In dezelfde brief onthulde Cyriel ook zijn plan voor na de oorlog: hij wilde priester worden en meer bepaald missionaris. Zijn legerdienst beschouwde hij als een proeftijd waarin hij kon bewijzen dat hij zijn roeping waard was. Hij wilde zichzelf opofferen naar het voorbeeld van Jezus. Cyriel zag zijn legerdienst dus als een verdediging van zijn vaderland én van zijn geloof.
[…] moest ik het geluk – ja, het geluk – hebben te sneven in dezen oorlog tegen godsdiensthaters en barbaren, ik mag verzekerd zijn mijne belooning te ontvangen van Hem, die Zyn Zelven ten beste gaf voor de zijnen.
Opleiding tot soldaat in het kamp Fécamp: het goddeloze Frankrijk
Het Belgisch leger had verschillende militaire opleidingskampen opgezet in leegstaande kazernes in Frankrijk. Cyriel werd opgeleid in Fécamp in de school voor grenadiers, in Normandië. Hij zou 3 jaar, 4 maanden en 15 dagen soldaat zijn. Hij vond er gelijkgezinden want hij sloot zich meteen aan bij een katholieke soldatenkring met aalmoezenier. Toch waren er ook heel andere types onder de soldaten. Hij schreef aan Constant:
(…) wees verzekerd dat het midden waarin ik mij bevind zeker slecht en onzedelijk is en men ten volle goed moet zijn en overtuigd van zijne princiepen om ongeschond dat soldatenleven door te komen en het christenideaal hoog te houden en met kracht door te drijven.

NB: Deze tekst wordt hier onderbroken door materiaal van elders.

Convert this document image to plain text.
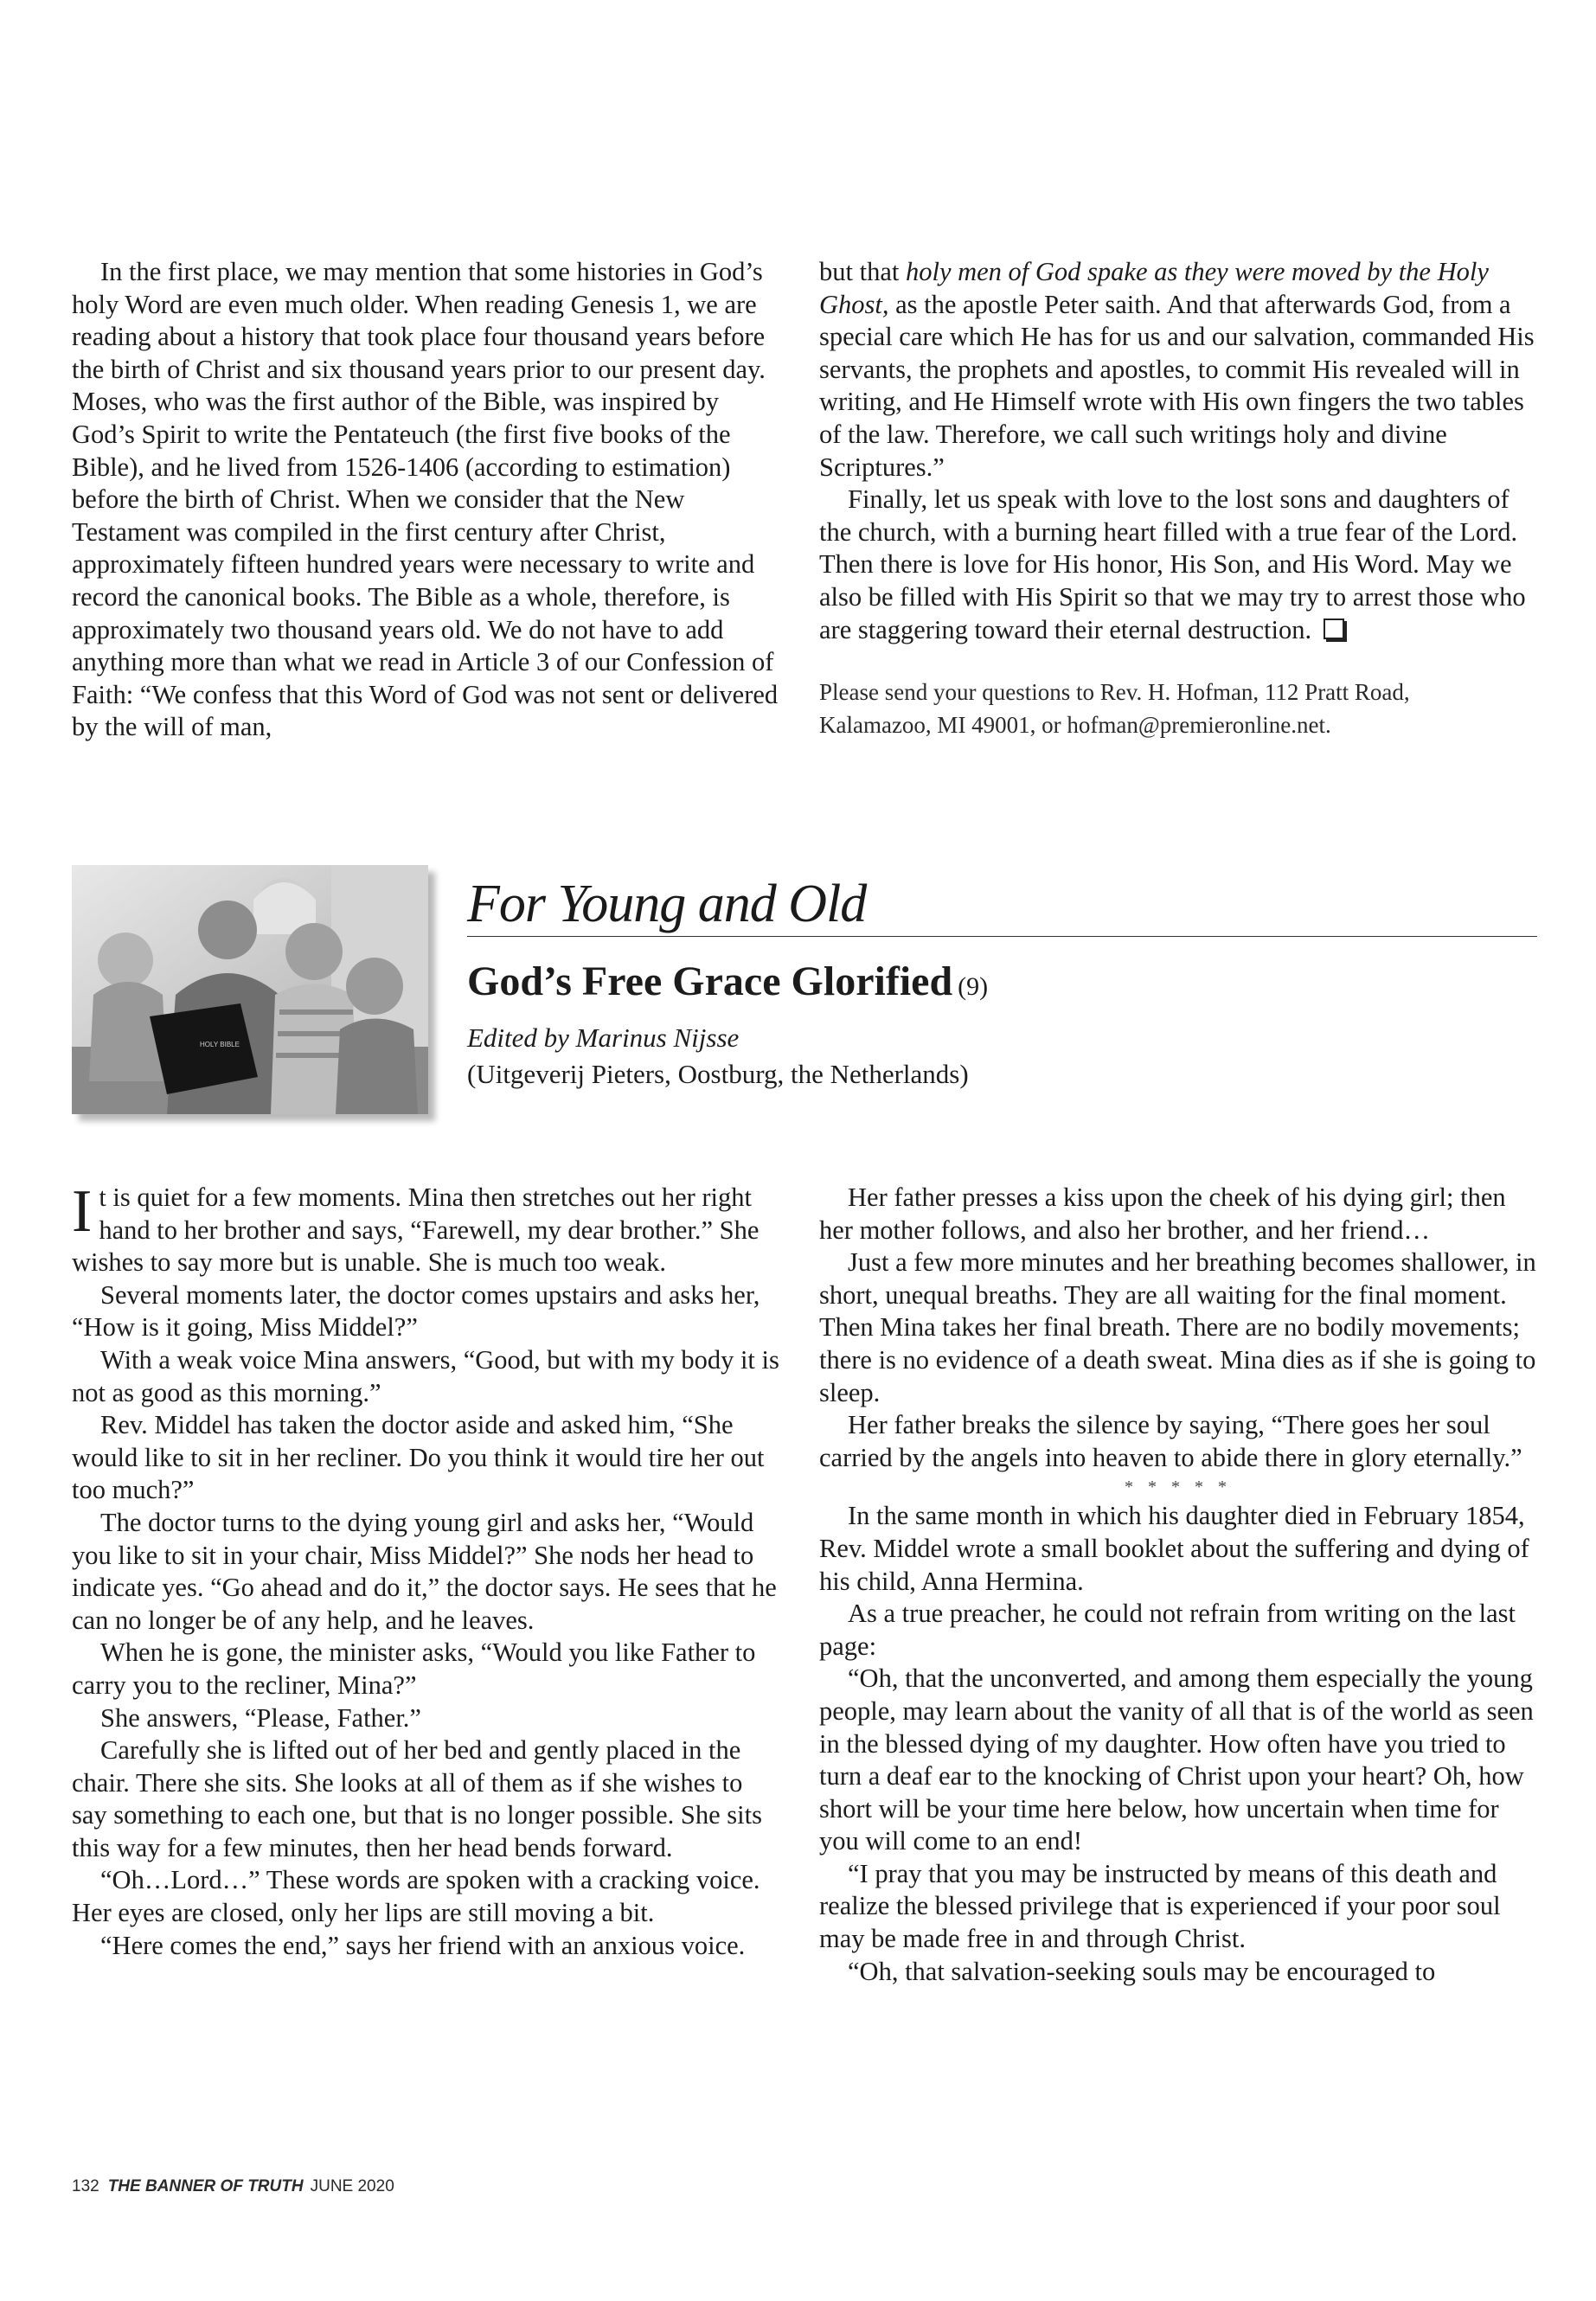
In the first place, we may mention that some histories in God’s holy Word are even much older. When reading Genesis 1, we are reading about a history that took place four thousand years before the birth of Christ and six thousand years prior to our present day. Moses, who was the first author of the Bible, was inspired by God’s Spirit to write the Pentateuch (the first five books of the Bible), and he lived from 1526-1406 (according to estimation) before the birth of Christ. When we consider that the New Testament was compiled in the first century after Christ, approximately fifteen hundred years were necessary to write and record the canonical books. The Bible as a whole, therefore, is approximately two thousand years old. We do not have to add anything more than what we read in Article 3 of our Confession of Faith: “We confess that this Word of God was not sent or delivered by the will of man,

but that holy men of God spake as they were moved by the Holy Ghost, as the apostle Peter saith. And that afterwards God, from a special care which He has for us and our salvation, commanded His servants, the prophets and apostles, to commit His revealed will in writing, and He Himself wrote with His own fingers the two tables of the law. Therefore, we call such writings holy and divine Scriptures.”

Finally, let us speak with love to the lost sons and daughters of the church, with a burning heart filled with a true fear of the Lord. Then there is love for His honor, His Son, and His Word. May we also be filled with His Spirit so that we may try to arrest those who are staggering toward their eternal destruction.

Please send your questions to Rev. H. Hofman, 112 Pratt Road,
Kalamazoo, MI 49001, or hofman@premieronline.net.
HOLY BIBLE
For Young and Old
God’s Free Grace Glorified (9)
Edited by Marinus Nijsse
(Uitgeverij Pieters, Oostburg, the Netherlands)

It is quiet for a few moments. Mina then stretches out her right hand to her brother and says, “Farewell, my dear brother.” She wishes to say more but is unable. She is much too weak.

Several moments later, the doctor comes upstairs and asks her, “How is it going, Miss Middel?”

With a weak voice Mina answers, “Good, but with my body it is not as good as this morning.”

Rev. Middel has taken the doctor aside and asked him, “She would like to sit in her recliner. Do you think it would tire her out too much?”

The doctor turns to the dying young girl and asks her, “Would you like to sit in your chair, Miss Middel?” She nods her head to indicate yes. “Go ahead and do it,” the doctor says. He sees that he can no longer be of any help, and he leaves.

When he is gone, the minister asks, “Would you like Father to carry you to the recliner, Mina?”

She answers, “Please, Father.”

Carefully she is lifted out of her bed and gently placed in the chair. There she sits. She looks at all of them as if she wishes to say something to each one, but that is no longer possible. She sits this way for a few minutes, then her head bends forward.

“Oh…Lord…” These words are spoken with a cracking voice. Her eyes are closed, only her lips are still moving a bit.

“Here comes the end,” says her friend with an anxious voice.

Her father presses a kiss upon the cheek of his dying girl; then her mother follows, and also her brother, and her friend…

Just a few more minutes and her breathing becomes shallower, in short, unequal breaths. They are all waiting for the final moment. Then Mina takes her final breath. There are no bodily movements; there is no evidence of a death sweat. Mina dies as if she is going to sleep.

Her father breaks the silence by saying, “There goes her soul carried by the angels into heaven to abide there in glory eternally.”

* * * * *

In the same month in which his daughter died in February 1854, Rev. Middel wrote a small booklet about the suffering and dying of his child, Anna Hermina.

As a true preacher, he could not refrain from writing on the last page:

“Oh, that the unconverted, and among them especially the young people, may learn about the vanity of all that is of the world as seen in the blessed dying of my daughter. How often have you tried to turn a deaf ear to the knocking of Christ upon your heart? Oh, how short will be your time here below, how uncertain when time for you will come to an end!

“I pray that you may be instructed by means of this death and realize the blessed privilege that is experienced if your poor soul may be made free in and through Christ.

“Oh, that salvation-seeking souls may be encouraged to

132 THE BANNER OF TRUTH JUNE 2020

Brief van Cyriel aan Constant Deruytter, Fécamp, 27 januari 1915 // Lees hier alle brieven //
Cyriel moedigde zijn jongere broer aan om regelmatig naar de mis te gaan, veel te bidden en te leven als een goed Christen:
Zeker in Frankrijk vindt ge er weinig die ter kerke gaan (…). Zekerlijk Constant moogt ge u niet laten afschrikken van de goddeloosheid in Frankrijk (…). Ten andere we moeten blij en opgeruimd zijn als we, naar het voorbeeld van Jezus, zijn lijdensweg mogen volgen en Hem gelijkvormig worden door ons lijden.

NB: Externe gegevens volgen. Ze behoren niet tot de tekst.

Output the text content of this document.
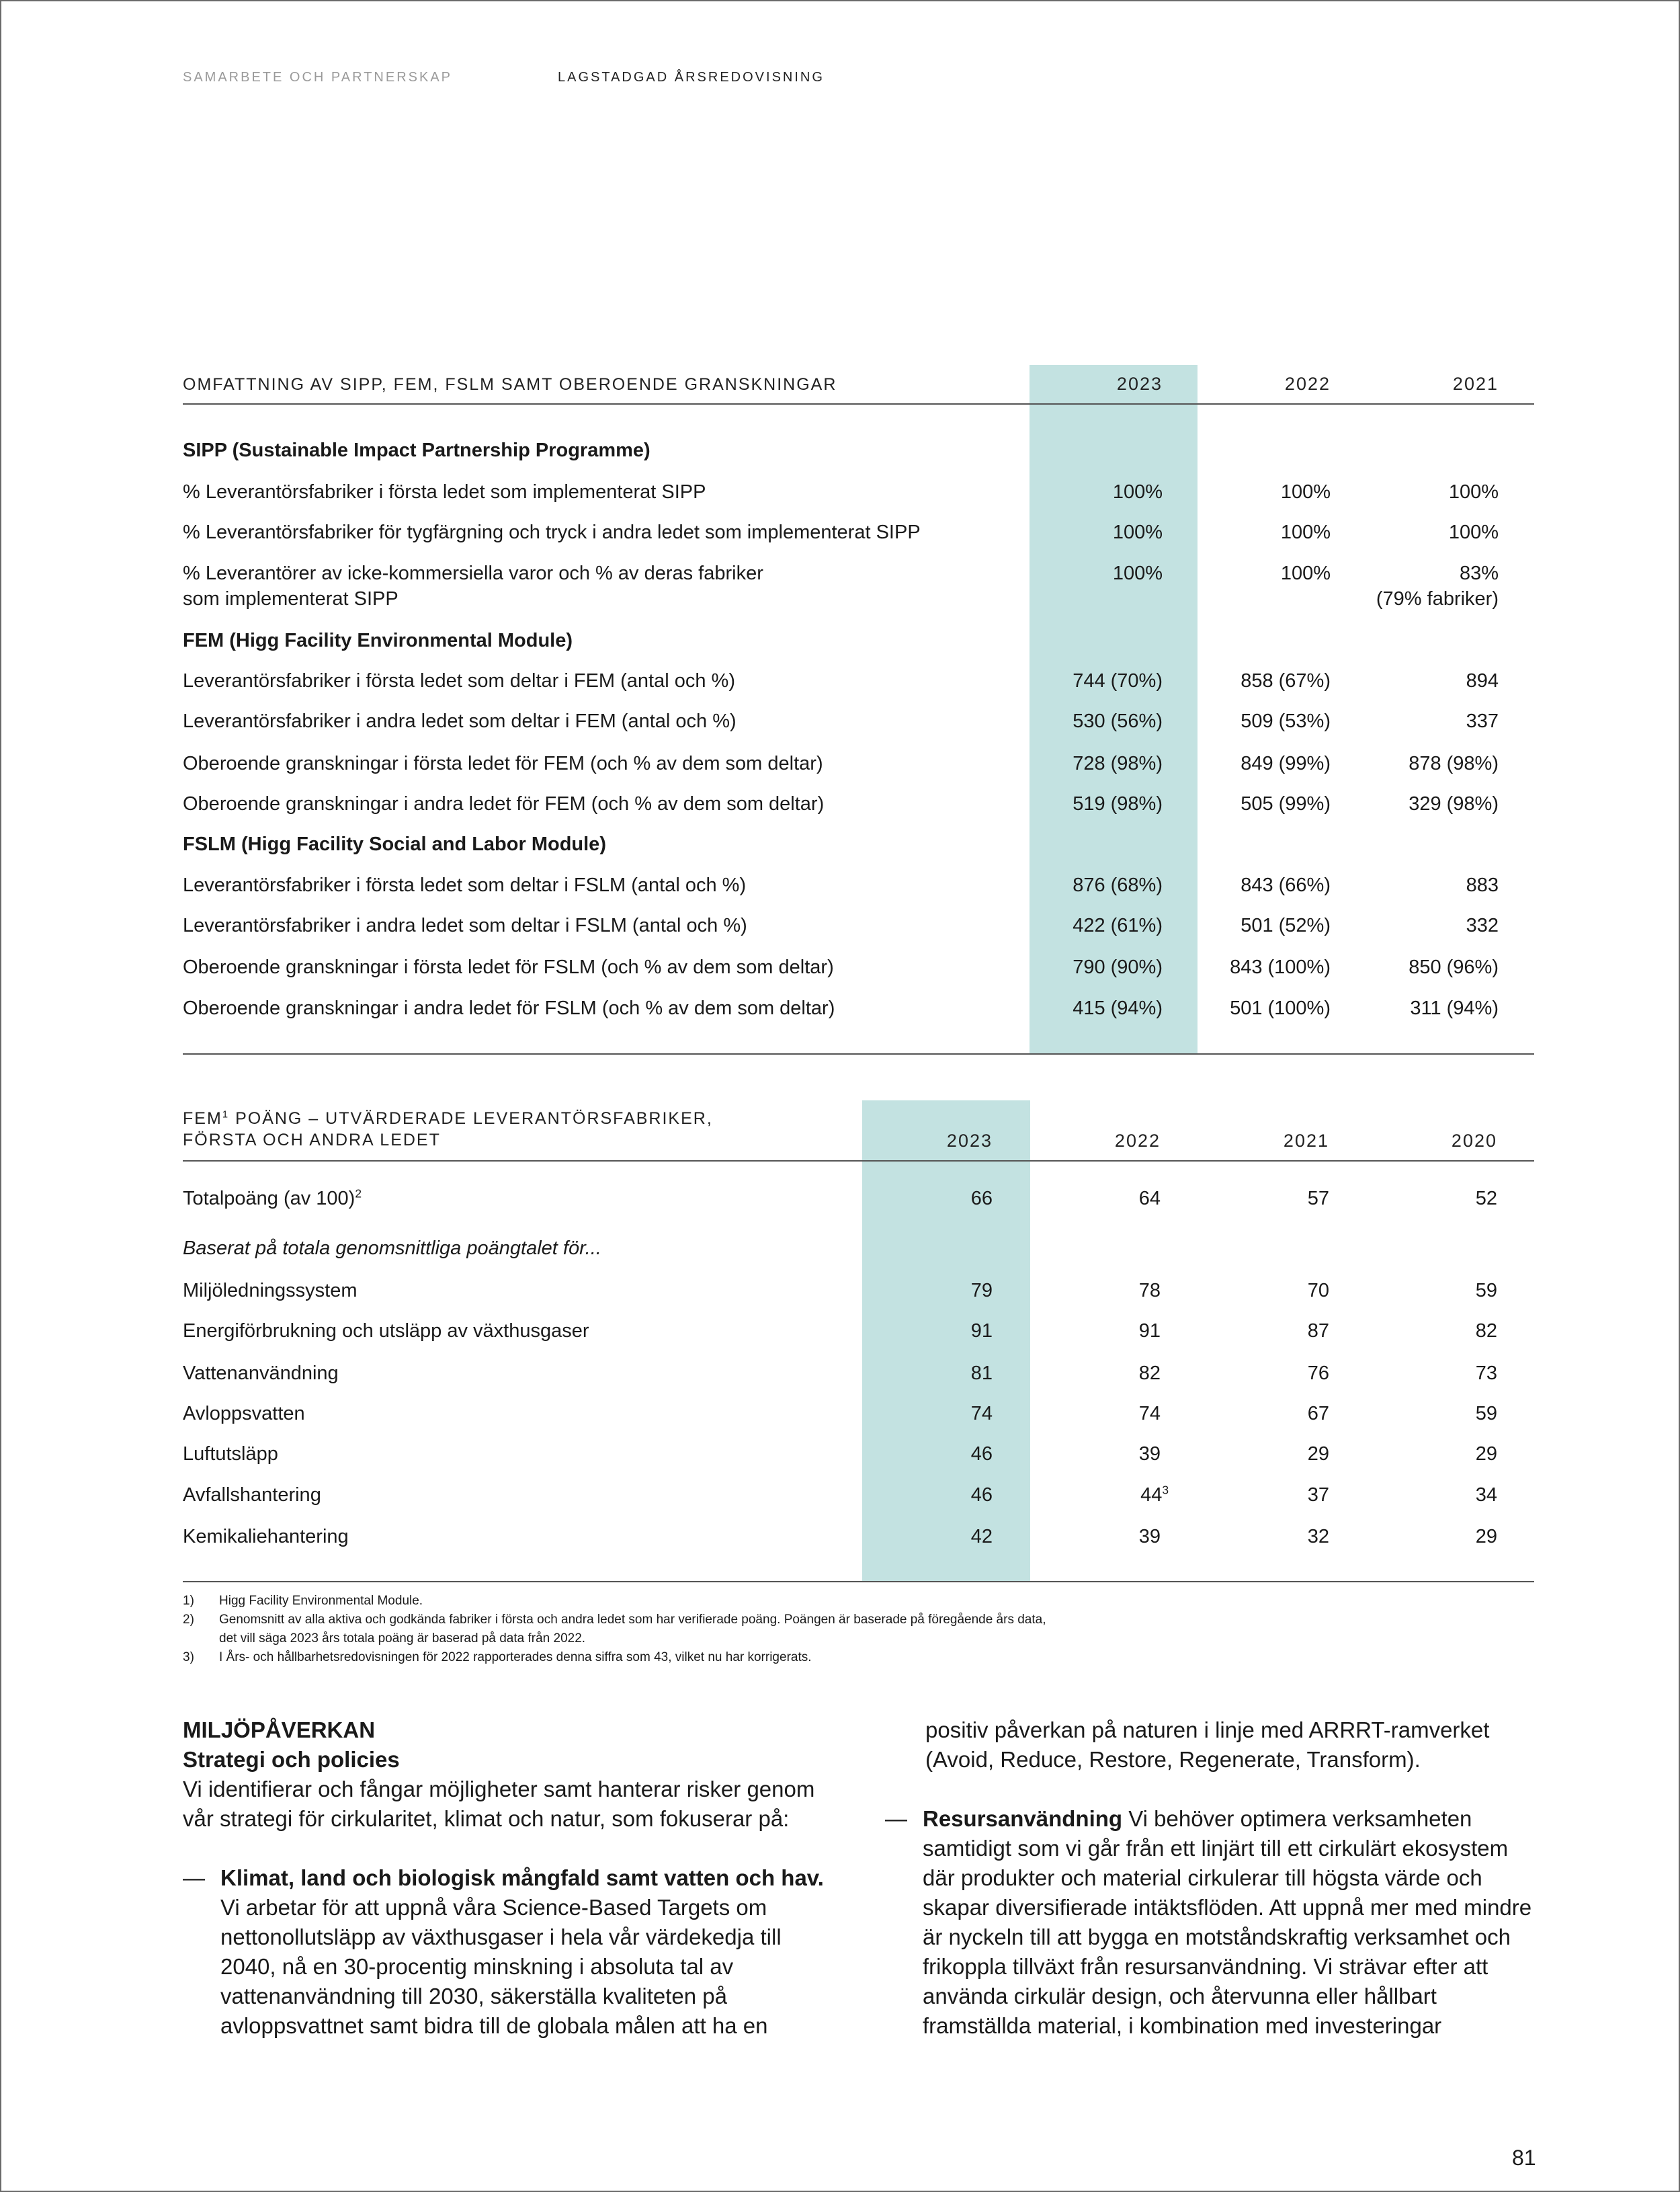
SAMARBETE OCH PARTNERSKAP	LAGSTADGAD ÅRSREDOVISNING
OMFATTNING AV SIPP, FEM, FSLM SAMT OBEROENDE GRANSKNINGAR	2023	2022	2021
SIPP (Sustainable Impact Partnership Programme)
% Leverantörsfabriker i första ledet som implementerat SIPP	100%	100%	100%
% Leverantörsfabriker för tygfärgning och tryck i andra ledet som implementerat SIPP	100%	100%	100%
% Leverantörer av icke-kommersiella varor och % av deras fabriker
som implementerat SIPP
100%	100%	83%
(79% fabriker)
FEM (Higg Facility Environmental Module)
Leverantörsfabriker i första ledet som deltar i FEM (antal och %)	744 (70%)	858 (67%)	894
Leverantörsfabriker i andra ledet som deltar i FEM (antal och %)	530 (56%)	509 (53%)	337
Oberoende granskningar i första ledet för FEM (och % av dem som deltar)	728 (98%)	849 (99%)	878 (98%)
Oberoende granskningar i andra ledet för FEM (och % av dem som deltar)	519 (98%)	505 (99%)	329 (98%)
FSLM (Higg Facility Social and Labor Module)
Leverantörsfabriker i första ledet som deltar i FSLM (antal och %)	876 (68%)	843 (66%)	883
Leverantörsfabriker i andra ledet som deltar i FSLM (antal och %)	422 (61%)	501 (52%)	332
Oberoende granskningar i första ledet för FSLM (och % av dem som deltar)	790 (90%)	843 (100%)	850 (96%)
Oberoende granskningar i andra ledet för FSLM (och % av dem som deltar)	415 (94%)	501 (100%)	311 (94%)
FEM$^1$ POÄNG – UTVÄRDERADE LEVERANTÖRSFABRIKER,
FÖRSTA OCH ANDRA LEDET	2023	2022	2021	2020
Totalpoäng (av 100)$^2$	66	64	57	52
Miljöledningssystem	79	78	70	59
Energiförbrukning och utsläpp av växthusgaser	91	91	87	82
Vattenanvändning	81	82	76	73
Avloppsvatten	74	74	67	59
Luftutsläpp	46	39	29	29
Avfallshantering	46	$44^3$	37	34
Kemikaliehantering	42	39	32	29
Baserat på totala genomsnittliga poängtalet för...
1) Higg Facility Environmental Module.
2) Genomsnitt av alla aktiva och godkända fabriker i första och andra ledet som har verifierade poäng. Poängen är baserade på föregående års data,
det vill säga 2023 års totala poäng är baserad på data från 2022.
3) I Års- och hållbarhetsredovisningen för 2022 rapporterades denna siffra som 43, vilket nu har korrigerats.

MILJÖPÅVERKAN

Strategi och policies

Vi identifierar och fångar möjligheter samt hanterar risker genom vår strategi för cirkularitet, klimat och natur, som fokuserar på:

— Klimat, land och biologisk mångfald samt vatten och hav. Vi arbetar för att uppnå våra Science-Based Targets om nettonollutsläpp av växthusgaser i hela vår värdekedja till 2040, nå en 30-procentig minskning i absoluta tal av vattenanvändning till 2030, säkerställa kvaliteten på avloppsvattnet samt bidra till de globala målen att ha en

positiv påverkan på naturen i linje med ARRRT-ramverket (Avoid, Reduce, Restore, Regenerate, Transform).

— Resursanvändning Vi behöver optimera verksamheten samtidigt som vi går från ett linjärt till ett cirkulärt ekosystem där produkter och material cirkulerar till högsta värde och skapar diversifierade intäktsflöden. Att uppnå mer med mindre är nyckeln till att bygga en motståndskraftig verksamhet och frikoppla tillväxt från resursanvändning. Vi strävar efter att använda cirkulär design, och återvunna eller hållbart framställda material, i kombination med investeringar

81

Koteletten en een acenseur
Maar ook over de praktische aspecten van het soldatenleven hield hij zijn broer op de hoogte. Hij schreef het volgende over zijn tijd in het opleidingskamp:
Constant, ge begeert zeker te weten hoe ik het hier stel. Wel, heel goed (…). ’s Morgens om 6 tot 6 1/2u trekken we ons oogen wijd open onder het pannendak van een magazijn waar we met 259 man vernachten. Daarop staan we op van onzen zak, die strooi gevuld is, vouwen we onze twee dekens en trekken onzen broek aan, om ons daarna te gaan wasschen in…een zee van water; ge moet weten, we zijn in onze zomerverblijf aan de zee en we maken er natuurlijk gebruik van om de frissche morgenlucht met volle longen in te ademen en een gezond bad te nemen in openlucht. Na het wasschen trekken we, met een ascenseur! [een lift], naar het tweede, kleeden ons ten volle aan en ziet…de gesuikerde warme koffie wacht ons ons reeds op onze kamer af. Rap (…) snijd [ik] wat brood af en speel het binnen met wat aangekochte gelei. Om 8 ure bijeenkomst, en optocht in rangen van 4 naar den berg, aan wiens voet we gekampeerd [zijn], en op een hoogvlakte van rond de 100 meters trotteeren we tot 11 ure – oefeningen die we tot Roeselare geleerd hebben. Om elf ure keeren we terug om het noenmaal te nemen dat bestaat uit goeie bouillon-soep met een rantsoen vleesch – 2 maal per week krijgen we korteletten – na het eten vrijen tijd, goed om een wandelingske te doen tot aan de zee om ons eten te verteren. Om 2 ure weêrom oefeningen tot 5 ure – nu en dan ook wordt ons theorie gegeven gedurende dien tijd. Om 6u avondmaal – gestampte patatten met boonen en brokskes vleesch erin gemengeld.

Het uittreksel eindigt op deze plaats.